Champ’s Roar
Posted by: Loren Coleman on April 15th, 2007
We have received a call from Mr. Davis, of Grand Isle [Vermont], the gentleman who recently saw the supposed sea serpent. He states that he stood upon the bank of the lake [Champlain] at the time and he and his neighbors saw the animal distinctly, as it was not more than forty feet from the shore. It raised its head from the water and made a bellowing noise not unlike the sea lions seen in menageries, and then moved off, making the same noise while under water, its wake being distinctly visible. Mr. Davis states that the report that it was a steam yacht is absurd, as it has been seen in the vicinity several times since.Plattsburgh [New York] Sentinel, August 4, 1882
Thanks to Jerome Clark.
About Loren Coleman
Loren Coleman is one of the world’s leading cryptozoologists, some say “the” leading living cryptozoologist. Certainly, he is acknowledged as the current living American researcher and writer who has most popularized cryptozoology in the late 20th and early 21st centuries.
Starting his fieldwork and investigations in 1960, after traveling and trekking extensively in pursuit of cryptozoological mysteries, Coleman began writing to share his experiences in 1969. An honorary member of Ivan T. Sanderson’s Society for the Investigation of the Unexplained in the 1970s, Coleman has been bestowed with similar honorary memberships of the North Idaho College Cryptozoology Club in 1983, and in subsequent years, that of the British Columbia Scientific Cryptozoology Club, CryptoSafari International, and other international organizations. He was also a Life Member and Benefactor of the International Society of Cryptozoology (now-defunct).
Loren Coleman’s daily blog, as a member of the Cryptomundo Team, served as an ongoing avenue of communication for the ever-growing body of cryptozoo news from 2005 through 2013. He returned as an infrequent contributor beginning Halloween week of 2015.
Coleman is the founder in 2003, and current director of the International Cryptozoology Museum in Portland, Maine.
Making the same noise under the water?
How could that be?
Why not?

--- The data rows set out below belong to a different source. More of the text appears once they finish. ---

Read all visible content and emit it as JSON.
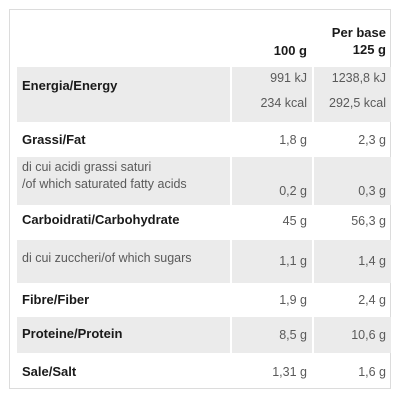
{
  "header": {
    "col_100g": "100 g",
    "col_base_line1": "Per base",
    "col_base_line2": "125 g"
  },
  "rows": [
    {
      "label": "Energia/Energy",
      "v100_line1": "991 kJ",
      "v100_line2": "234 kcal",
      "vbase_line1": "1238,8 kJ",
      "vbase_line2": "292,5 kcal"
    },
    {
      "label": "Grassi/Fat",
      "v100": "1,8 g",
      "vbase": "2,3 g"
    },
    {
      "label_line1": "di cui acidi grassi saturi",
      "label_line2": "/of which saturated fatty acids",
      "v100": "0,2 g",
      "vbase": "0,3 g"
    },
    {
      "label": "Carboidrati/Carbohydrate",
      "v100": "45 g",
      "vbase": "56,3 g"
    },
    {
      "label": "di cui zuccheri/of which sugars",
      "v100": "1,1 g",
      "vbase": "1,4 g"
    },
    {
      "label": "Fibre/Fiber",
      "v100": "1,9 g",
      "vbase": "2,4 g"
    },
    {
      "label": "Proteine/Protein",
      "v100": "8,5 g",
      "vbase": "10,6 g"
    },
    {
      "label": "Sale/Salt",
      "v100": "1,31 g",
      "vbase": "1,6 g"
    }
  ],
  "colors": {
    "shade": "#ebebeb",
    "border": "#dcdcdc",
    "text_bold": "#1a1a1a",
    "text_light": "#5a5a5a"
  }
}
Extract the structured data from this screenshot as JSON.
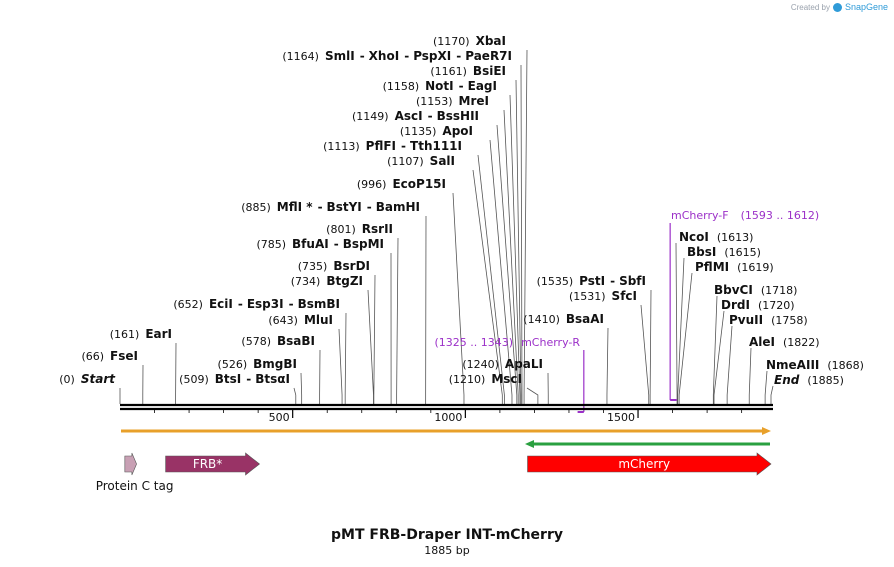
{
  "credit": {
    "prefix": "Created by",
    "brand": "SnapGene"
  },
  "title": "pMT FRB-Draper INT-mCherry",
  "subtitle": "1885 bp",
  "total_bp": 1885,
  "sites_left": [
    {
      "pos": "(1170)",
      "names": [
        "XbaI"
      ],
      "line_bp": 1170
    },
    {
      "pos": "(1164)",
      "names": [
        "SmlI",
        "XhoI",
        "PspXI",
        "PaeR7I"
      ],
      "line_bp": 1164
    },
    {
      "pos": "(1161)",
      "names": [
        "BsiEI"
      ],
      "line_bp": 1161
    },
    {
      "pos": "(1158)",
      "names": [
        "NotI",
        "EagI"
      ],
      "line_bp": 1158
    },
    {
      "pos": "(1153)",
      "names": [
        "MreI"
      ],
      "line_bp": 1153
    },
    {
      "pos": "(1149)",
      "names": [
        "AscI",
        "BssHII"
      ],
      "line_bp": 1149
    },
    {
      "pos": "(1135)",
      "names": [
        "ApoI"
      ],
      "line_bp": 1135
    },
    {
      "pos": "(1113)",
      "names": [
        "PflFI",
        "Tth111I"
      ],
      "line_bp": 1113
    },
    {
      "pos": "(1107)",
      "names": [
        "SalI"
      ],
      "line_bp": 1107
    },
    {
      "pos": "(996)",
      "names": [
        "EcoP15I"
      ],
      "line_bp": 996
    },
    {
      "pos": "(885)",
      "names": [
        "MflI *",
        "BstYI",
        "BamHI"
      ],
      "line_bp": 885
    },
    {
      "pos": "(801)",
      "names": [
        "RsrII"
      ],
      "line_bp": 801
    },
    {
      "pos": "(785)",
      "names": [
        "BfuAI",
        "BspMI"
      ],
      "line_bp": 785
    },
    {
      "pos": "(735)",
      "names": [
        "BsrDI"
      ],
      "line_bp": 735
    },
    {
      "pos": "(734)",
      "names": [
        "BtgZI"
      ],
      "line_bp": 734
    },
    {
      "pos": "(652)",
      "names": [
        "EciI",
        "Esp3I",
        "BsmBI"
      ],
      "line_bp": 652
    },
    {
      "pos": "(643)",
      "names": [
        "MluI"
      ],
      "line_bp": 643
    },
    {
      "pos": "(578)",
      "names": [
        "BsaBI"
      ],
      "line_bp": 578
    },
    {
      "pos": "(526)",
      "names": [
        "BmgBI"
      ],
      "line_bp": 526
    },
    {
      "pos": "(509)",
      "names": [
        "BtsI",
        "BtsαI"
      ],
      "line_bp": 509
    },
    {
      "pos": "(161)",
      "names": [
        "EarI"
      ],
      "line_bp": 161
    },
    {
      "pos": "(66)",
      "names": [
        "FseI"
      ],
      "line_bp": 66
    },
    {
      "pos": "(0)",
      "names": [
        "Start"
      ],
      "line_bp": 0
    },
    {
      "pos": "(1240)",
      "names": [
        "ApaLI"
      ],
      "line_bp": 1240
    },
    {
      "pos": "(1210)",
      "names": [
        "MscI"
      ],
      "line_bp": 1210
    },
    {
      "pos": "(1410)",
      "names": [
        "BsaAI"
      ],
      "line_bp": 1410
    },
    {
      "pos": "(1535)",
      "names": [
        "PstI",
        "SbfI"
      ],
      "line_bp": 1535
    },
    {
      "pos": "(1531)",
      "names": [
        "SfcI"
      ],
      "line_bp": 1531
    }
  ],
  "sites_right": [
    {
      "names": [
        "NcoI"
      ],
      "pos": "(1613)",
      "line_bp": 1613
    },
    {
      "names": [
        "BbsI"
      ],
      "pos": "(1615)",
      "line_bp": 1615
    },
    {
      "names": [
        "PflMI"
      ],
      "pos": "(1619)",
      "line_bp": 1619
    },
    {
      "names": [
        "BbvCI"
      ],
      "pos": "(1718)",
      "line_bp": 1718
    },
    {
      "names": [
        "DrdI"
      ],
      "pos": "(1720)",
      "line_bp": 1720
    },
    {
      "names": [
        "PvuII"
      ],
      "pos": "(1758)",
      "line_bp": 1758
    },
    {
      "names": [
        "AleI"
      ],
      "pos": "(1822)",
      "line_bp": 1822
    },
    {
      "names": [
        "NmeAIII"
      ],
      "pos": "(1868)",
      "line_bp": 1868
    },
    {
      "names": [
        "End"
      ],
      "pos": "(1885)",
      "line_bp": 1885
    }
  ],
  "primers": [
    {
      "name": "mCherry-R",
      "range": "(1325 .. 1343)",
      "direction": "reverse",
      "start_bp": 1325,
      "end_bp": 1343
    },
    {
      "name": "mCherry-F",
      "range": "(1593 .. 1612)",
      "direction": "forward",
      "start_bp": 1593,
      "end_bp": 1612
    }
  ],
  "ruler_ticks": [
    "500",
    "1000",
    "1500"
  ],
  "features": [
    {
      "name": "Protein C tag",
      "start_bp": 14,
      "end_bp": 48,
      "color": "#c8a0b4",
      "label_position": "below"
    },
    {
      "name": "FRB*",
      "start_bp": 132,
      "end_bp": 404,
      "color": "#993366",
      "label_position": "inside"
    },
    {
      "name": "mCherry",
      "start_bp": 1180,
      "end_bp": 1885,
      "color": "#ff0000",
      "label_position": "inside"
    }
  ],
  "colors": {
    "primer": "#9b30c8",
    "orf_orange": "#e8a02a",
    "orf_green": "#2aa040",
    "backbone": "#000000"
  }
}
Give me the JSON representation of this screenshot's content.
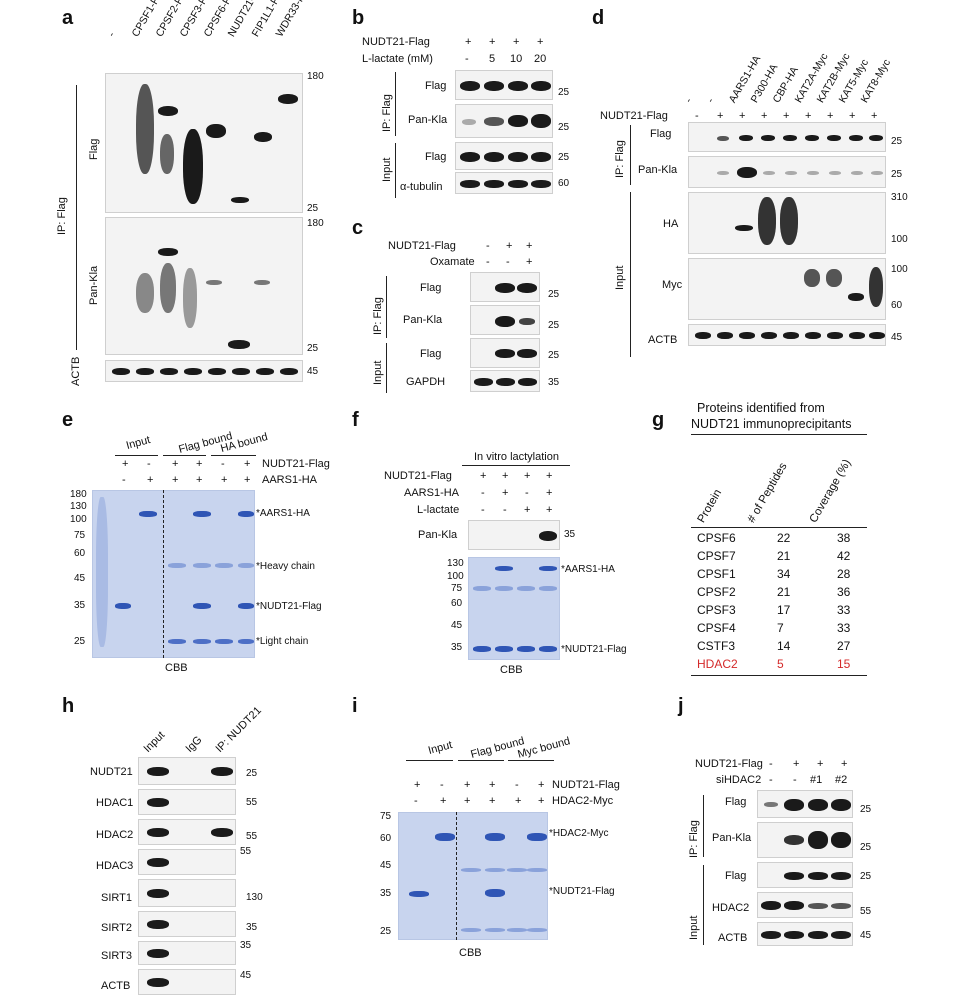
{
  "panels": {
    "a": {
      "letter": "a",
      "lanes": [
        "-",
        "CPSF1-Flag",
        "CPSF2-Flag",
        "CPSF3-Flag",
        "CPSF6-Flag",
        "NUDT21-Flag",
        "FIP1L1-Flag",
        "WDR33-Flag"
      ],
      "group": "IP: Flag",
      "rows": [
        "Flag",
        "Pan-Kla",
        "ACTB"
      ],
      "mw": [
        "180",
        "25",
        "180",
        "25",
        "45"
      ]
    },
    "b": {
      "letter": "b",
      "cond1_label": "NUDT21-Flag",
      "cond1": [
        "+",
        "+",
        "+",
        "+"
      ],
      "cond2_label": "L-lactate (mM)",
      "cond2": [
        "-",
        "5",
        "10",
        "20"
      ],
      "group_ip": "IP: Flag",
      "group_input": "Input",
      "rows": [
        "Flag",
        "Pan-Kla",
        "Flag",
        "α-tubulin"
      ],
      "mw": [
        "25",
        "25",
        "25",
        "60"
      ]
    },
    "c": {
      "letter": "c",
      "cond1_label": "NUDT21-Flag",
      "cond1": [
        "-",
        "+",
        "+"
      ],
      "cond2_label": "Oxamate",
      "cond2": [
        "-",
        "-",
        "+"
      ],
      "group_ip": "IP: Flag",
      "group_input": "Input",
      "rows": [
        "Flag",
        "Pan-Kla",
        "Flag",
        "GAPDH"
      ],
      "mw": [
        "25",
        "25",
        "25",
        "35"
      ]
    },
    "d": {
      "letter": "d",
      "lanes": [
        "-",
        "-",
        "AARS1-HA",
        "P300-HA",
        "CBP-HA",
        "KAT2A-Myc",
        "KAT2B-Myc",
        "KAT5-Myc",
        "KAT8-Myc"
      ],
      "cond_label": "NUDT21-Flag",
      "cond": [
        "-",
        "+",
        "+",
        "+",
        "+",
        "+",
        "+",
        "+",
        "+"
      ],
      "group_ip": "IP: Flag",
      "group_input": "Input",
      "rows": [
        "Flag",
        "Pan-Kla",
        "HA",
        "Myc",
        "ACTB"
      ],
      "mw": [
        "25",
        "25",
        "310",
        "100",
        "100",
        "60",
        "45"
      ]
    },
    "e": {
      "letter": "e",
      "groups": [
        "Input",
        "Flag bound",
        "HA bound"
      ],
      "cond1_label": "NUDT21-Flag",
      "cond1": [
        "+",
        "-",
        "+",
        "+",
        "-",
        "+"
      ],
      "cond2_label": "AARS1-HA",
      "cond2": [
        "-",
        "+",
        "+",
        "+",
        "+",
        "+"
      ],
      "mw": [
        "180",
        "130",
        "100",
        "75",
        "60",
        "45",
        "35",
        "25"
      ],
      "bands": [
        "*AARS1-HA",
        "*Heavy chain",
        "*NUDT21-Flag",
        "*Light chain"
      ],
      "stain": "CBB"
    },
    "f": {
      "letter": "f",
      "header": "In vitro lactylation",
      "cond1_label": "NUDT21-Flag",
      "cond1": [
        "+",
        "+",
        "+",
        "+"
      ],
      "cond2_label": "AARS1-HA",
      "cond2": [
        "-",
        "+",
        "-",
        "+"
      ],
      "cond3_label": "L-lactate",
      "cond3": [
        "-",
        "-",
        "+",
        "+"
      ],
      "blot_label": "Pan-Kla",
      "blot_mw": "35",
      "mw": [
        "130",
        "100",
        "75",
        "60",
        "45",
        "35"
      ],
      "bands": [
        "*AARS1-HA",
        "*NUDT21-Flag"
      ],
      "stain": "CBB"
    },
    "g": {
      "letter": "g",
      "title_line1": "Proteins identified from",
      "title_line2": "NUDT21 immunoprecipitants",
      "headers": [
        "Protein",
        "# of Peptides",
        "Coverage (%)"
      ],
      "rows": [
        {
          "protein": "CPSF6",
          "peptides": "22",
          "coverage": "38"
        },
        {
          "protein": "CPSF7",
          "peptides": "21",
          "coverage": "42"
        },
        {
          "protein": "CPSF1",
          "peptides": "34",
          "coverage": "28"
        },
        {
          "protein": "CPSF2",
          "peptides": "21",
          "coverage": "36"
        },
        {
          "protein": "CPSF3",
          "peptides": "17",
          "coverage": "33"
        },
        {
          "protein": "CPSF4",
          "peptides": "7",
          "coverage": "33"
        },
        {
          "protein": "CSTF3",
          "peptides": "14",
          "coverage": "27"
        },
        {
          "protein": "HDAC2",
          "peptides": "5",
          "coverage": "15"
        }
      ],
      "highlight_color": "#d42a2a"
    },
    "h": {
      "letter": "h",
      "lanes": [
        "Input",
        "IgG",
        "IP: NUDT21"
      ],
      "rows": [
        "NUDT21",
        "HDAC1",
        "HDAC2",
        "HDAC3",
        "SIRT1",
        "SIRT2",
        "SIRT3",
        "ACTB"
      ],
      "mw": [
        "25",
        "55",
        "55",
        "55",
        "130",
        "35",
        "35",
        "45"
      ]
    },
    "i": {
      "letter": "i",
      "groups": [
        "Input",
        "Flag bound",
        "Myc bound"
      ],
      "cond1_label": "NUDT21-Flag",
      "cond1": [
        "+",
        "-",
        "+",
        "+",
        "-",
        "+"
      ],
      "cond2_label": "HDAC2-Myc",
      "cond2": [
        "-",
        "+",
        "+",
        "+",
        "+",
        "+"
      ],
      "mw": [
        "75",
        "60",
        "45",
        "35",
        "25"
      ],
      "bands": [
        "*HDAC2-Myc",
        "*NUDT21-Flag"
      ],
      "stain": "CBB"
    },
    "j": {
      "letter": "j",
      "cond1_label": "NUDT21-Flag",
      "cond1": [
        "-",
        "+",
        "+",
        "+"
      ],
      "cond2_label": "siHDAC2",
      "cond2": [
        "-",
        "-",
        "#1",
        "#2"
      ],
      "group_ip": "IP: Flag",
      "group_input": "Input",
      "rows": [
        "Flag",
        "Pan-Kla",
        "Flag",
        "HDAC2",
        "ACTB"
      ],
      "mw": [
        "25",
        "25",
        "25",
        "55",
        "45"
      ]
    }
  }
}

Whales do.
Apparently Champ does seem to make more sound than other USO’s…though I think there are a couple of Loch Ness accounts of it making noise…
Sure, whales make noise underwater, but can you hear the noises from the surface, 40 feet away?
Well, this plus the reported sound “like a cannon” in other sightings certainly points to this being a noisy creature. How many reports are there of people just hearing strange things out on the lake, I wonder?
That is true, I bet many more people have heard cryptids than have seen them. Having no visual accompanyment, they either chalk it up to a WTF moment, or else write it off as whatever sounds plausible to them at the time.
By way of example, when I lived in NJ, I heard several very strange cries out in the woods, but never actually saw anything. The incident that stands out the most was a series of cries that changed location each time, and several times seemed to be either in the air or a tree, in motion, or both. My friend was with me, and after some deliberation, we concluded that it must be an owl. But was it? The screams match accounts of mountain lion howls (“like a woman being murdered” I believe is the most succinct description), and could definitely be described as bloodcurdling, an adjective often used to describe the sounds of the Jersey Devil.
I suppose if you had an area you suspected was inhabited by a vocal cryptid, these accounts might be useful to you in establishing likely stalking grounds and possibly modes of behaviour (If you collected enough of them), but by themselves they must remain simply anonymously anomalous.